Combustion of manure is very challenging from a technical perspective. Due to its high amount of ash, alkaline, chlorine, tar and wet content, the combustion system must be designed and developed very carefully, considering all of those aspects. If not properly done, the system can fail within a short period of time due to high-temperature corrosion, thermal efficiency may be very low, emissions may be over regulatory limits, or the system may require frequent maintenance due to ash agglomeration. The system may also end up needing extra fuel such as gasoline to maintain the required temperature inside the boiler. In the past five years, we have performed R&D work to solve the aforementioned issues, building a prototype two and a half years ago to perform functional and performance tests.

As a result of testing, it was learned that the manure, especially layer manure, requires pre-drying for optimum combustion efficiency, so Turboden developed a new generation manure dryer that can be run with a low-temperature heat source, such as 70 degree Celsius (C)hot water. This dryer can dry any manure from 75 percent wet content down to 25 percent wet content in 24 hours by only using this low-temperature heat source.

Besides ease of operation, safety and modularity, a significant reason Güres chose an ORC system is that it is able to run with a heat source less than 350 degrees C, with more than 20 percent electricity conversion efficiency. Its fluidized bed combustion boiler heats the thermal oil up to 300 degrees C, and it is then delivered to the ORC’s evaporator, returning to the boiler at 260 degrees C. Therefore, the metal surface temperature in their heaters can be kept less than 350 degrees C. This is very important to high-temperature corrosion on the metal surfaces, or the system is susceptible to failure in just a few years.

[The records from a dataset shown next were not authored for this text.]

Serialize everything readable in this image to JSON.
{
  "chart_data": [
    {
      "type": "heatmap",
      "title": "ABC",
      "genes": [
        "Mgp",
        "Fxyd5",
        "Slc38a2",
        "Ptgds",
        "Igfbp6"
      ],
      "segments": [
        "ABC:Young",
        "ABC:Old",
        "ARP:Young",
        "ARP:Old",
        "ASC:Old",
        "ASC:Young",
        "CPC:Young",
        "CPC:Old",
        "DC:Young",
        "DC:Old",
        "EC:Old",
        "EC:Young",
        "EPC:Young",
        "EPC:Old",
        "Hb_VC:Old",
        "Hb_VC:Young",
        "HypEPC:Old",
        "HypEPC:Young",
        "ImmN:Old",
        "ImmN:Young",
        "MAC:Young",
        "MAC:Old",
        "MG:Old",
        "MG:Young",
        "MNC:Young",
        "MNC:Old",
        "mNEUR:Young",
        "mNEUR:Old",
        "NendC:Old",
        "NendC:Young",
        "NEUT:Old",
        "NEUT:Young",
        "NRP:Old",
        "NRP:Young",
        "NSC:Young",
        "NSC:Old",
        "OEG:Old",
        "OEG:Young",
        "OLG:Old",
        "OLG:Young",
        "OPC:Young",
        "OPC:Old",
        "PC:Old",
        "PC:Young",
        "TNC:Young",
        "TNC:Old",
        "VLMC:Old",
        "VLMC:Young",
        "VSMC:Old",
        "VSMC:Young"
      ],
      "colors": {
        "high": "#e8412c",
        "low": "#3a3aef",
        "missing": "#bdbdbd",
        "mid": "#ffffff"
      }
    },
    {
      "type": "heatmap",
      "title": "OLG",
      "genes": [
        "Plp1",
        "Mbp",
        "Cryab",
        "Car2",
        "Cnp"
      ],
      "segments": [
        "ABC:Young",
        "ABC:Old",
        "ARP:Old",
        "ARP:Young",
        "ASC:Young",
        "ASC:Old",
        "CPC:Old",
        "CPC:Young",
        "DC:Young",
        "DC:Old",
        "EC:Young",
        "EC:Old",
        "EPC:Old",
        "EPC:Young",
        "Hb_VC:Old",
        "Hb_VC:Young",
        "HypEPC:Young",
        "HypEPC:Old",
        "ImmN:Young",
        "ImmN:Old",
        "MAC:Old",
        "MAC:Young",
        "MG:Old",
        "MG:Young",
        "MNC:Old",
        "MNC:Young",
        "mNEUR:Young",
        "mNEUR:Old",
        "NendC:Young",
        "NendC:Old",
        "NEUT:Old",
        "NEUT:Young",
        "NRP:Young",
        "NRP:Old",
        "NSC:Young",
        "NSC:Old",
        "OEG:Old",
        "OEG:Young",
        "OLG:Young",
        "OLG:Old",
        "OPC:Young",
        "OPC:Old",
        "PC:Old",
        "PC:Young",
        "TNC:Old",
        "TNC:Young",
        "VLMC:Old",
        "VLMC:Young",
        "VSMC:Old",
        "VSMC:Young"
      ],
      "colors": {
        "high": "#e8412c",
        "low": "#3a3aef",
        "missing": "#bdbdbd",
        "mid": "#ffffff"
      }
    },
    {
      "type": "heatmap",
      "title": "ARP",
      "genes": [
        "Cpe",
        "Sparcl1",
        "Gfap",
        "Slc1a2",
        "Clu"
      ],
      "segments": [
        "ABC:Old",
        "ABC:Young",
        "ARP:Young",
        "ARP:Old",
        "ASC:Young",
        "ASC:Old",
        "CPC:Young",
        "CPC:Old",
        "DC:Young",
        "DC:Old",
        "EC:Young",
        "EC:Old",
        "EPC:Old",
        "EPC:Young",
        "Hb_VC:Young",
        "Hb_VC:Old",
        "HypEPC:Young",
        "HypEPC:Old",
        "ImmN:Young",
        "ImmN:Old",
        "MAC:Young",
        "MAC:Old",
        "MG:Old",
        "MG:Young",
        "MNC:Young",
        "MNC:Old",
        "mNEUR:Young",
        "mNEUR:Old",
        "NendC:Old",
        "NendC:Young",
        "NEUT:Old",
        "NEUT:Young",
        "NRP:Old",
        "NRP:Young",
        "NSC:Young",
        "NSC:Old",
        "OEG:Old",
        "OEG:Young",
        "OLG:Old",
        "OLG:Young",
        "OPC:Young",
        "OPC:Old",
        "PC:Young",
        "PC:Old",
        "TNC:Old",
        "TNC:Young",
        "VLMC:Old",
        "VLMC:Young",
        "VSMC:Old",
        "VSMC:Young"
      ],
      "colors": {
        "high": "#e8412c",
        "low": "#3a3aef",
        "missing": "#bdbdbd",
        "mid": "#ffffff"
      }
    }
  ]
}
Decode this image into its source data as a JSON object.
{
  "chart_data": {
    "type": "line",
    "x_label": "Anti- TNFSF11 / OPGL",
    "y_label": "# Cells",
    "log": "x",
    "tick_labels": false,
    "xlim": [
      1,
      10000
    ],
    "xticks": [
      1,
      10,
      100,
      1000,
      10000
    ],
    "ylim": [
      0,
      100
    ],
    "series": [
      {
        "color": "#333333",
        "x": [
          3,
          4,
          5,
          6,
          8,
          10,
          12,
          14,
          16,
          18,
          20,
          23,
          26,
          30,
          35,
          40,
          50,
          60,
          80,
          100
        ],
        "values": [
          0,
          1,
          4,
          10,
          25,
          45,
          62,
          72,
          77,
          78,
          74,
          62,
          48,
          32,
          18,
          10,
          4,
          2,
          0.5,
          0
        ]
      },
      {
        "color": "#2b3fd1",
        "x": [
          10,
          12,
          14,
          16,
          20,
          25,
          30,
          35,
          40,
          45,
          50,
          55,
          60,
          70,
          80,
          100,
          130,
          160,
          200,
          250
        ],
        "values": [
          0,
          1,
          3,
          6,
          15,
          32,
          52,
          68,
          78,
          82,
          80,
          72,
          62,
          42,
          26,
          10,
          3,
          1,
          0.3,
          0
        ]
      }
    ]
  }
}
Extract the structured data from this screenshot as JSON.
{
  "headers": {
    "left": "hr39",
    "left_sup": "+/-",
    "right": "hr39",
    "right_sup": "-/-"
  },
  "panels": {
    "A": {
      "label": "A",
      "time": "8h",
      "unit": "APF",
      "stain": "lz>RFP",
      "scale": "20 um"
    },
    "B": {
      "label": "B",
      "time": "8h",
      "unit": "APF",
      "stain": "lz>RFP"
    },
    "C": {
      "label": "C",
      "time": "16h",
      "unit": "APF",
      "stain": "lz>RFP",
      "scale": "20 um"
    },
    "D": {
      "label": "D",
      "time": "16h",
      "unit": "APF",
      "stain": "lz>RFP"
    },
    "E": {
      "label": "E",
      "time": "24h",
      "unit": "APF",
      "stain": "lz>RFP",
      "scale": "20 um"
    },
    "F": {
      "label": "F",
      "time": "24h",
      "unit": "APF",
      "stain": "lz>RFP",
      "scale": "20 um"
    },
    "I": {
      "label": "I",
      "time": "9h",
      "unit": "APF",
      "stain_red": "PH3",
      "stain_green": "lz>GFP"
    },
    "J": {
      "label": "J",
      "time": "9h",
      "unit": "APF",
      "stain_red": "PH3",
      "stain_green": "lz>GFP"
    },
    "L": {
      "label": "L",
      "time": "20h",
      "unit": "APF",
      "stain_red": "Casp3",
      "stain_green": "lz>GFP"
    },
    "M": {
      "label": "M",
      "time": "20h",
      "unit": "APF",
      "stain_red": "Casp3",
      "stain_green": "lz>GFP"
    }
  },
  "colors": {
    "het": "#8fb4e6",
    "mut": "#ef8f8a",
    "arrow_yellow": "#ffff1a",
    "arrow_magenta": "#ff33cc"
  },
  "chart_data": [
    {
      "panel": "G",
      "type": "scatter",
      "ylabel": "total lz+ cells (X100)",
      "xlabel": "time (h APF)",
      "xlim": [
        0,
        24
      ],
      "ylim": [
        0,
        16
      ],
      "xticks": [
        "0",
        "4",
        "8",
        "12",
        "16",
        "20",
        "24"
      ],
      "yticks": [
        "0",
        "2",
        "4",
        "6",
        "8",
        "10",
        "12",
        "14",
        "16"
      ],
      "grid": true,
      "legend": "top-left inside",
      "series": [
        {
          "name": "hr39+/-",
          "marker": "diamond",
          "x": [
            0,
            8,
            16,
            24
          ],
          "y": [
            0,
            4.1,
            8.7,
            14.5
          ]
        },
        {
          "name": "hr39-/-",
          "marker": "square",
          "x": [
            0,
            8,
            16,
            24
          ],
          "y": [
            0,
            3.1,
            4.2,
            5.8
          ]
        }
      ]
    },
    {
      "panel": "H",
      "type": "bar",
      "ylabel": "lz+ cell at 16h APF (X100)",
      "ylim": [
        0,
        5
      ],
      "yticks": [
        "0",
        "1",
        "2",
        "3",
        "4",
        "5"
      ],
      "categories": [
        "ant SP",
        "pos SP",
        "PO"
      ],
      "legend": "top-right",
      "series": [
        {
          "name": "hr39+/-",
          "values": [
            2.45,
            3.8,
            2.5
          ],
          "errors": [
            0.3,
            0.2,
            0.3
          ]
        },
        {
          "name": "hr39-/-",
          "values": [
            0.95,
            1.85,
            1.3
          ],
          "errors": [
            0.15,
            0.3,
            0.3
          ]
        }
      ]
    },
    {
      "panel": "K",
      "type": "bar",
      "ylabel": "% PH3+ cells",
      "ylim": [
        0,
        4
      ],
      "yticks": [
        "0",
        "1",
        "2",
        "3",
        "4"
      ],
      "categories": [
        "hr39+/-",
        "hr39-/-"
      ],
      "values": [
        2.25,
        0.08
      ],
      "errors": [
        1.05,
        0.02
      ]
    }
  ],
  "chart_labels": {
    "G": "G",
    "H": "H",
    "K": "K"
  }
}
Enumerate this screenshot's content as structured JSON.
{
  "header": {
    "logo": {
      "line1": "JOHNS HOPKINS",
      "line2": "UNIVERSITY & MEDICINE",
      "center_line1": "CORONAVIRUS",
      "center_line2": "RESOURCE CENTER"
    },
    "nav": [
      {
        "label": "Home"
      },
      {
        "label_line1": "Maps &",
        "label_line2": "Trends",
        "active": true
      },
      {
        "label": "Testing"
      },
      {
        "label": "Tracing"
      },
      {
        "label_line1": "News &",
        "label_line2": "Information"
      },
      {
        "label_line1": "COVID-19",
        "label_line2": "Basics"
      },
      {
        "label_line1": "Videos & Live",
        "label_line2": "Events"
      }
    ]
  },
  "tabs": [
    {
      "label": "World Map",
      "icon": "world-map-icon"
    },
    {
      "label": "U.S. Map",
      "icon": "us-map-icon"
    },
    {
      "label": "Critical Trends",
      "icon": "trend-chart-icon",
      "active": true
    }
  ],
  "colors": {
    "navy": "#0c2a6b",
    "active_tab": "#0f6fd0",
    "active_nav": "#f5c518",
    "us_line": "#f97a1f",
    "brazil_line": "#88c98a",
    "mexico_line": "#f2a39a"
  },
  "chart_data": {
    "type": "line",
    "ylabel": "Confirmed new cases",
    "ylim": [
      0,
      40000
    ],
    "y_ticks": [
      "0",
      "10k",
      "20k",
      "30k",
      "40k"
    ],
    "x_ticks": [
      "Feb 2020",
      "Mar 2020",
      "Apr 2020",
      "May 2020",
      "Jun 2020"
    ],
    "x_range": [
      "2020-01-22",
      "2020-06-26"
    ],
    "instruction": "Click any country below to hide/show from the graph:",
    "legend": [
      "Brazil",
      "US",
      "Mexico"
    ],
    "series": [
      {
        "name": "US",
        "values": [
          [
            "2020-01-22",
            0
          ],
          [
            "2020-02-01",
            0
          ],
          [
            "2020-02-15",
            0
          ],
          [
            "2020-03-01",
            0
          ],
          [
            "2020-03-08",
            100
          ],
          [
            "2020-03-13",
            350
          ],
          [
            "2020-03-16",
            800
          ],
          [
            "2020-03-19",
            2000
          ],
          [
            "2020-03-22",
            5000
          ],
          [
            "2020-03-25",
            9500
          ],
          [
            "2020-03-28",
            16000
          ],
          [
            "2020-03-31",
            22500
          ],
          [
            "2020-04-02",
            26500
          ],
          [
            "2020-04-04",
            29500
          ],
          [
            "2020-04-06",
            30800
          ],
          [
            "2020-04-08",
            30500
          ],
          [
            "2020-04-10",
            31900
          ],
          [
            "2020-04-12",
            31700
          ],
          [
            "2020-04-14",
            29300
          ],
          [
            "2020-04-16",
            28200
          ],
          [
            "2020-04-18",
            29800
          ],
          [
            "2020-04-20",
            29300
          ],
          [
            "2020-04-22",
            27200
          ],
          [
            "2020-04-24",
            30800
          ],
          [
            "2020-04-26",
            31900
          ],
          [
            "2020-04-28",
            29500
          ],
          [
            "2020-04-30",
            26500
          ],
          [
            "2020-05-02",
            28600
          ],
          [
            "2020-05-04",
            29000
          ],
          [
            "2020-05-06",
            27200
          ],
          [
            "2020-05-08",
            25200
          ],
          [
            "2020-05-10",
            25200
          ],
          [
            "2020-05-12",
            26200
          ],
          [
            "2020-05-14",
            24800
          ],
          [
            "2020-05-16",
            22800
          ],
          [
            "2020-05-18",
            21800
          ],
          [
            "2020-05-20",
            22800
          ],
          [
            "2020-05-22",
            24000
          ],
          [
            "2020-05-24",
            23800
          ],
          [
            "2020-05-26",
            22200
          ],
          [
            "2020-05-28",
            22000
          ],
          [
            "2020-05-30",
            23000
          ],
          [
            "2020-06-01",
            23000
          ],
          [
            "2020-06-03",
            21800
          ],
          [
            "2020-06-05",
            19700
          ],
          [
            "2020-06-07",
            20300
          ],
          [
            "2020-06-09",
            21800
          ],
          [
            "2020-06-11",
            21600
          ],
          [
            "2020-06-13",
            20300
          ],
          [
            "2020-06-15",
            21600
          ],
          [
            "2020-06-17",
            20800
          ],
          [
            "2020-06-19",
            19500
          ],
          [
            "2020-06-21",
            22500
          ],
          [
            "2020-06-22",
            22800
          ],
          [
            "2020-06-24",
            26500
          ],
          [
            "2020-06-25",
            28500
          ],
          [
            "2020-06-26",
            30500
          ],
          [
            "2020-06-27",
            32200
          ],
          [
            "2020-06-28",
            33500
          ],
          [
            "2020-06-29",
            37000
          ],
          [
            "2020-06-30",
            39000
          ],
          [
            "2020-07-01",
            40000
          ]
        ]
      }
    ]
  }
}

Carrying out its activities and production compatible with environment legislation and internationally accepted environment management systems—including production of most of its energy demand via solar—Güres Group’s most important mission is to leave a livable and clean environment to future generations. The system installed at the egg plant is one of 10 that Turboden has in various stages of development in Turkey, with an overall power capacity of 35.7 MWe. The company has nine installations in Canada (36 MW) and 3 in the U.S. (21 MW).